I ask men out. Not to make a point or be political but because I know who I want to share my company with. Through a combination of self-discovery, parental influence and my interactions with my friends, I want to be able to pick and choose who I bring into my life. I have learned that I am valuable, and I have the power to choose the people I bring into my life.
Having grown up in a household of women with the only man being my father, we were groomed to be strong. We were raised to be independent and to not compare our successes with those of the opposite sex.
Having been blessed with women in his life, my father always ensured that we felt his love. He has always ensured that we’re aware of the expectations that society has of us and has ensured that my sisters and I know that we have the choice to push that aside.
I ask men out and sometimes it’s nerve wrecking. Sometimes I have a little bit of liquid encouragement and sometimes I just do it. We are in a society where it's heavily implied that women don't have that power. Some men get scared and others judge but over time I've learned that’s ok.
I have also learned that me being the way that I am, considering my age, my upbringing, and my level of independence, it is ok for me to go up to a person I want to spend more time with and ask him just that. His response is completely up to him, and "no" is a completely valid answer, without explanation.
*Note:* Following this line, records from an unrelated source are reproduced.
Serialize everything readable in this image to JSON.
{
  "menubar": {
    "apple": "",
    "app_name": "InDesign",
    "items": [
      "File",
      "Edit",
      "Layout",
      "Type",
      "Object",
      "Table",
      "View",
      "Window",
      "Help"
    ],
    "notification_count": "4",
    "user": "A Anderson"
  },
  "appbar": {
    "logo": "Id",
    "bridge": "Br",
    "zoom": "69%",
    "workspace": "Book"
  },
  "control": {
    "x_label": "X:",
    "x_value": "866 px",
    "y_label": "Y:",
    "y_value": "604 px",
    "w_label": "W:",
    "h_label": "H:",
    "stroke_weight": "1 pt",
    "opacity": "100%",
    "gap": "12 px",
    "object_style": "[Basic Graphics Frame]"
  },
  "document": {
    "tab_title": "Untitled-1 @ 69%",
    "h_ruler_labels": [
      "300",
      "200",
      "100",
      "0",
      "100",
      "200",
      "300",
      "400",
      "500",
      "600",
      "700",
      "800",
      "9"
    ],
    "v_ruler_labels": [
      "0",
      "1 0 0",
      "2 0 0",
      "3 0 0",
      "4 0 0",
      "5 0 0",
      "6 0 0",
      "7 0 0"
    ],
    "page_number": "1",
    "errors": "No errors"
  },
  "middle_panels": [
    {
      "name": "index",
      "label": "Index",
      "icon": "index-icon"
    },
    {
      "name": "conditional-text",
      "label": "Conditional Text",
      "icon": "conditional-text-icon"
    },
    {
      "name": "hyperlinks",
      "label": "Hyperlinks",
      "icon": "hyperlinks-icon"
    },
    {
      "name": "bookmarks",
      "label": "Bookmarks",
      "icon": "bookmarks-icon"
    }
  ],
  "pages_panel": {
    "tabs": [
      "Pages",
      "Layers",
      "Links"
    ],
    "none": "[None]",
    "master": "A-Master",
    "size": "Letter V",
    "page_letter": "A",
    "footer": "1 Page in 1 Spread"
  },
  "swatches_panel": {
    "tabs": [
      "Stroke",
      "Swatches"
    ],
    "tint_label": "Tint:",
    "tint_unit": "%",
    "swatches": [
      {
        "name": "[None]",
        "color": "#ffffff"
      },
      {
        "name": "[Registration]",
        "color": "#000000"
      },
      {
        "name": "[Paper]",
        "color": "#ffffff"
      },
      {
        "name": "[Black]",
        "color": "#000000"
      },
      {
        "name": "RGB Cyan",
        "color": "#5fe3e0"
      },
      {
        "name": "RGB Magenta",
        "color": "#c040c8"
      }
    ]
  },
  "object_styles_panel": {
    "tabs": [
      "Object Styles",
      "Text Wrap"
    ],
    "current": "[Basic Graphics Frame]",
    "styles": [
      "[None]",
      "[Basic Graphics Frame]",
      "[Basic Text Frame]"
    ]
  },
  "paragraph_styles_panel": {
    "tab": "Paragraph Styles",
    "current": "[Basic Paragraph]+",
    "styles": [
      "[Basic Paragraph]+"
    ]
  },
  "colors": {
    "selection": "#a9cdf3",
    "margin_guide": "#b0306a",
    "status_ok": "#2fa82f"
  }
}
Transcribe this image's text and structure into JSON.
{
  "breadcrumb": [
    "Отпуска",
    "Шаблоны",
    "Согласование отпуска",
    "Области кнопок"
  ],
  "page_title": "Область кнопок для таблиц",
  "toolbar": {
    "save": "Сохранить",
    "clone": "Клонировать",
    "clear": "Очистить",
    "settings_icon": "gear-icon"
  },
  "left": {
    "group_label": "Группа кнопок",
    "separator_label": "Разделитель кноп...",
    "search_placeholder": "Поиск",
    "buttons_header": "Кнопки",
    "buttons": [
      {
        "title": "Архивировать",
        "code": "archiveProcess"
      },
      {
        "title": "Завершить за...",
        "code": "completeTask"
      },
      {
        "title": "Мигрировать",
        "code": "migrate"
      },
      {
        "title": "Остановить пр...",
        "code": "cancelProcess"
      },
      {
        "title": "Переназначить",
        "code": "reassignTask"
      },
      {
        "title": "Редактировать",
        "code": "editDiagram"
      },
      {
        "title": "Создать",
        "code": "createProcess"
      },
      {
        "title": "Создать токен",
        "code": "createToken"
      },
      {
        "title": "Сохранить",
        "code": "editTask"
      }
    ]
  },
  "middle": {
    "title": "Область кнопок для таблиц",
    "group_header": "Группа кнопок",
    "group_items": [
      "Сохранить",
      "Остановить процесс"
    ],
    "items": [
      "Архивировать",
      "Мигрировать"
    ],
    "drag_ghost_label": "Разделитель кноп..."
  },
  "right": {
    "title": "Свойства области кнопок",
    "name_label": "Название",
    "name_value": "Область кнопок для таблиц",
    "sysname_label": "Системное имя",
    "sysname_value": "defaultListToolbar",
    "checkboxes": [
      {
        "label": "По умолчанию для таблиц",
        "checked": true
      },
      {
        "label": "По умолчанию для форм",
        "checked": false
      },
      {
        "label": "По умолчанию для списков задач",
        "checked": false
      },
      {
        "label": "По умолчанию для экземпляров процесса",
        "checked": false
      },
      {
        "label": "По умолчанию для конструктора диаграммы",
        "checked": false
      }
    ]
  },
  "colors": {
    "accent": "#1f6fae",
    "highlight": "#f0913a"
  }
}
I've become accustomed to doing things for myself. My parents raised my sisters and I in such a way that being independent women is all we know and I am eternally grateful for that. They have ensured that we know that we are beautiful, smart, and confident.
Doing things for myself, particularly on my ongoing journey to financial independence, has opened my eyes to what it is I want. It has opened my eyes to the type of people I want to spend and invest my time with (a resource that, at this point in time, I view to be a currency). It has taught me to be selfish with myself. I am the curator of the people I want in my life and that’s why I ask men out.